Retrieve metrics for one or more Cloud Spanner Instances
Home
·
Poller component
·
Scaler component
·
Forwarder component
·
Terraform configuration
·
Monitoring
- Table of Contents
- Overview
- Configuration parameters
- Metrics parameters
- Custom metrics, thresholds and margins
- Example configuration for Cloud Run functions
- Example configuration for Google Kubernetes Engine
The Poller component takes an array of Cloud Spanner instances and obtains load metrics for each of them from Cloud Monitoring. This array may come from the payload of a Cloud PubSub message or from configuration held in a Kubernetes ConfigMap, depending on configuration.
Then for each Spanner instance it publishes a message via the specified Cloud PubSub topic or via HTTP, which includes the metrics and part of the configuration for the Spanner instance.
The Scaler component will receive the message, compare the metric values with the recommended thresholds, plus or minus an allowed margin, and if any of the values fall outside of this range, the Scaler component will adjust the number of nodes in the Spanner instance accordingly. Note that the thresholds are different depending if a Spanner instance is regional or multi-region.
The following are the configuration parameters consumed by the Poller component. Some of these parameters are forwarded to the Scaler component as well.
In the case of the Poller and Scaler components deployed to Cloud Run functions, the parameters are defined using JSON in the payload of the PubSub message that is published by the Cloud Scheduler job. When deployed to Kubernetes, the configuration parameters are defined in YAML in a Kubernetes ConfigMap.
See the configuration section in the home page for instructions on how to change the payload.

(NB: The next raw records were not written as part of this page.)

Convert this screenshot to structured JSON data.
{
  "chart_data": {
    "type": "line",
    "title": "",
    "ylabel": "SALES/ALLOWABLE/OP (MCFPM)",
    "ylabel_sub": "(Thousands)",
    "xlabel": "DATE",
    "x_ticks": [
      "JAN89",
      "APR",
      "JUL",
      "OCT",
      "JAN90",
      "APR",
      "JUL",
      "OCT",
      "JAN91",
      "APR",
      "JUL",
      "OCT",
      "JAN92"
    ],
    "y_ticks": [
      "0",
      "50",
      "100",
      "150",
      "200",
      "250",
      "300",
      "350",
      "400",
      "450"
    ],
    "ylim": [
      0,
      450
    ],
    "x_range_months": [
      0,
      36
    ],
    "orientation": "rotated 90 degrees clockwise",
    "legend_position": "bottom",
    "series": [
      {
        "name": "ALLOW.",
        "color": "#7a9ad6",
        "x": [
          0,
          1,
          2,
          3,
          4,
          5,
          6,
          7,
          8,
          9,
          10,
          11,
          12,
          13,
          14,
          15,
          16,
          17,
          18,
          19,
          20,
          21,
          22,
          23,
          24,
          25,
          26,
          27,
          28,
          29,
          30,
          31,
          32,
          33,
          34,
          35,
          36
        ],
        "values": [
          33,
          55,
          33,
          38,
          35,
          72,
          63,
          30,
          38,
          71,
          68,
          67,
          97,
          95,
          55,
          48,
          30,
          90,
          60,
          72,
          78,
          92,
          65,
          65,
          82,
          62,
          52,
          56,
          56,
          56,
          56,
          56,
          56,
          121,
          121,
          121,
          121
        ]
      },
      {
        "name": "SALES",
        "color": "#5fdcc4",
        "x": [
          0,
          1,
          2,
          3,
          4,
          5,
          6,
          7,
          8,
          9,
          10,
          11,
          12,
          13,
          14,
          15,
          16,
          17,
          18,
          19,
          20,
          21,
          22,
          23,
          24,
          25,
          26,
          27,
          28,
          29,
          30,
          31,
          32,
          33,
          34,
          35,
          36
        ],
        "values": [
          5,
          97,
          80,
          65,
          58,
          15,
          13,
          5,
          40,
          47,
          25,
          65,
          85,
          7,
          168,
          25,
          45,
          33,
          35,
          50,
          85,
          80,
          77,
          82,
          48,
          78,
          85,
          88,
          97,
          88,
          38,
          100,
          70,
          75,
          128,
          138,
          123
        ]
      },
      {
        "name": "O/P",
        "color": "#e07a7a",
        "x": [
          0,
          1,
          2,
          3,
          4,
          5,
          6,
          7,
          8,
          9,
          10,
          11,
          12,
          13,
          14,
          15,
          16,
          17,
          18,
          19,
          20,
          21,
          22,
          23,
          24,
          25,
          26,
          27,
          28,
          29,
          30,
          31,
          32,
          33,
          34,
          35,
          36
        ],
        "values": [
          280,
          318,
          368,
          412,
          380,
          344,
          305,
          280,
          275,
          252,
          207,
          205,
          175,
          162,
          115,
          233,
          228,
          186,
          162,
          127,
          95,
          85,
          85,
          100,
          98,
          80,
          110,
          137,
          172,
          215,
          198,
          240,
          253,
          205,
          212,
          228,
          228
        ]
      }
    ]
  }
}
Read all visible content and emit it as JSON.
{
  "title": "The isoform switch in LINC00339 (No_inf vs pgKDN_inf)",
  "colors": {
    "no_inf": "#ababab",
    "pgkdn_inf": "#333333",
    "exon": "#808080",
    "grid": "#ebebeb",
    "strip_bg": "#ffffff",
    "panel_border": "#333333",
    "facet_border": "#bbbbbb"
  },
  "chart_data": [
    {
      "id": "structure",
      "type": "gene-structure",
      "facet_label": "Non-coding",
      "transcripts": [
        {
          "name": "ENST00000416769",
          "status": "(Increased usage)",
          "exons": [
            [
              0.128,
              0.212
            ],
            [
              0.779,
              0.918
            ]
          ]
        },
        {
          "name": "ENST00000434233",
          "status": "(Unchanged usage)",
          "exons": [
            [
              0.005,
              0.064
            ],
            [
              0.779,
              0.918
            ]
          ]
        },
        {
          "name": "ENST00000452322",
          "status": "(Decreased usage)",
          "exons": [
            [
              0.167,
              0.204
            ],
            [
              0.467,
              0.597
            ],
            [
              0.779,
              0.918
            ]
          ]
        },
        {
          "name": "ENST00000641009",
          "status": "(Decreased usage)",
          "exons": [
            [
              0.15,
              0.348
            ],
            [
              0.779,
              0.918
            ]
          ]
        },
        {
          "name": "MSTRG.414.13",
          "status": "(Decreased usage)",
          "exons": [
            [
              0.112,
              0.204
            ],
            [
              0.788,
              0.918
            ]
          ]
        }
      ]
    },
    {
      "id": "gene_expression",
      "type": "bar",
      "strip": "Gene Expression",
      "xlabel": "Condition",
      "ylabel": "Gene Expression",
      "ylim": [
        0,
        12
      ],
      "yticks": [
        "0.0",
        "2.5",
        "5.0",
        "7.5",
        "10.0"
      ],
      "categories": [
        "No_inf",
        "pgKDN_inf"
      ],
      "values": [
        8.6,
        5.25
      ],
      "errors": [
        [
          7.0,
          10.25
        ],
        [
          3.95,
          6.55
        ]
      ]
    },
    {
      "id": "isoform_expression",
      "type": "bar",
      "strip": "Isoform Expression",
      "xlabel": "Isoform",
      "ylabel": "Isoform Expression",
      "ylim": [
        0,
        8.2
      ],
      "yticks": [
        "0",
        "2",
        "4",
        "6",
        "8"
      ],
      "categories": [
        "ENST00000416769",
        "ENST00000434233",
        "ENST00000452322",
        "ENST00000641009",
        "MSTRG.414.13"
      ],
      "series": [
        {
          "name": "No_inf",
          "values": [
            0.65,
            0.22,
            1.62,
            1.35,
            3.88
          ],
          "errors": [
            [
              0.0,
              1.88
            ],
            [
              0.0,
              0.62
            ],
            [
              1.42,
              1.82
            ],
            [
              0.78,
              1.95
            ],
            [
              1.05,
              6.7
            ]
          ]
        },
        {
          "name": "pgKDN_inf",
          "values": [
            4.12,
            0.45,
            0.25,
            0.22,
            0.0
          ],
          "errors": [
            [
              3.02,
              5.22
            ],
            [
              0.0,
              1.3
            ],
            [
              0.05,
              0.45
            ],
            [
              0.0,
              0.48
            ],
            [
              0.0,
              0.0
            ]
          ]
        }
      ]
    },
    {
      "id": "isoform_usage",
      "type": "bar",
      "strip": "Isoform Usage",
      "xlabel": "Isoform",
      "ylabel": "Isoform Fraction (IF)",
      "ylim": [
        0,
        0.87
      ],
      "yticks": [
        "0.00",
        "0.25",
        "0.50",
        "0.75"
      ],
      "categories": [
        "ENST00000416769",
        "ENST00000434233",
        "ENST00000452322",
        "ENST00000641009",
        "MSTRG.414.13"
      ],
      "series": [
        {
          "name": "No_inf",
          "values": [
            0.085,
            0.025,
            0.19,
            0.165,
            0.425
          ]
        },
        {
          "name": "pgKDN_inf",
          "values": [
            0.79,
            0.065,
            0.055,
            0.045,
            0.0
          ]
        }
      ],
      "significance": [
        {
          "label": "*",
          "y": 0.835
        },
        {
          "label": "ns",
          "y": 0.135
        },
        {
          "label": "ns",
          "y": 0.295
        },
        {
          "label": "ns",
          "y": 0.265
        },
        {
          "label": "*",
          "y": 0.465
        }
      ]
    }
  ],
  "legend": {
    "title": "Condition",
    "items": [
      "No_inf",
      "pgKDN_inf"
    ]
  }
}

The Autoscaler JSON (for Cloud Run functions) or YAML (for GKE) configuration can be validated by running the command:
npm install
npm run validate-config-file -- path/to/config_file
Key | Description |
---|---|
projectId |
Project ID of the Cloud Spanner to be monitored by the Autoscaler |
instanceId |
Instance ID of the Cloud Spanner to be monitored by the Autoscaler |
Key | Description |
---|---|
scalerPubSubTopic |
PubSub topic for the Poller function to publish messages for the Scaler function. The topic must be in the format projects/{projects}/topics/{topicId} . |
Key | Default Value | Description |
---|---|---|
units |
NODES |
Specifies the units that capacity will be measured in NODES or PROCESSING_UNITS . |
minSize |
1 N or 100 PU | Minimum number of Cloud Spanner nodes or processing units that the instance can be scaled IN to. Do not include the unit (N or PU ) in the value. |
maxSize |
3 N or 2000 PU | Maximum number of Cloud Spanner nodes or processing units that the instance can be scaled OUT to. Do not include the unit (N or PU ) in the value. |
scalingMethod |
STEPWISE |
Scaling method that should be used. Options are: STEPWISE , LINEAR , DIRECT . See the scaling methods section in the Scaler component page for more information. |
stepSize |
2 N or 200 PU | Number of nodes that should be added or removed when scaling with the STEPWISE method. When the Spanner instance size is over 1000 PUs, scaling will be done in steps of 1000 PUs. For more information see the Spanner compute capacity documentation. Do not include the unit (N or PU ) in the value. |
overloadStepSize |
5 N or 500 PU | Number of nodes that should be added when the Cloud Spanner instance is overloaded, and the STEPWISE method is used. Do not include the unit (N or PU ) in the value. |
scaleOutCoolingMinutes |
5 | Minutes to wait after scaling IN or OUT before a scale OUT event can be processed. |
scaleInCoolingMinutes |
30 | Minutes to wait after scaling IN or OUT before a scale IN event can be processed. |
overloadCoolingMinutes |
5 | Minutes to wait after scaling IN or OUT before a scale OUT event can be processed, when the Spanner instance is overloaded. An instance is overloaded if its High Priority CPU utilization is over 90%. |
stateProjectId |
${projectId} |
The project ID where the Autoscaler state will be persisted. By default it is persisted using Cloud Firestore in the same project as the Spanner instance. |
stateDatabase |
Object | An Object that can override the database for managing the state of the Autoscaler. The default database is Firestore. Refer to the state database for details. |
metrics |
Array | Array of objects that can override the values in the metrics used to decide when the Cloud Spanner instance should be scaled IN or OUT. Refer to the metrics definition table to see the fields used for defining metrics. |
scaleInLimit |
undefined |
Percentage (integer) of the total instance size that can be removed in a scale in event when using the linear algorithm. For example if set to 20 , only 20% of the instance size can be removed in a single scaling event, when scaleInLimit is undefined a limit is not enforced. |
minNodes (DEPRECATED) |
1 | DEPRECATED: Minimum number of Cloud Spanner nodes that the instance can be scaled IN to. |
maxNodes (DEPRECATED) |
3 | DEPRECATED: Maximum number of Cloud Spanner nodes that the instance can be scaled OUT to. |
downstreamPubSubTopic |
undefined |
Set this parameter to projects/${projectId}/topics/downstream-topic if you want the the Autoscaler to publish events that can be consumed by downstream applications. See Downstream messaging for more information. |
scalerURL |
http://scaler |
URL where the scaler service receives HTTP requests. |
The table describes the objects used to define metrics. These can be provided in the configuration objects to customize the metrics used to autoscale your Cloud Spanner instances.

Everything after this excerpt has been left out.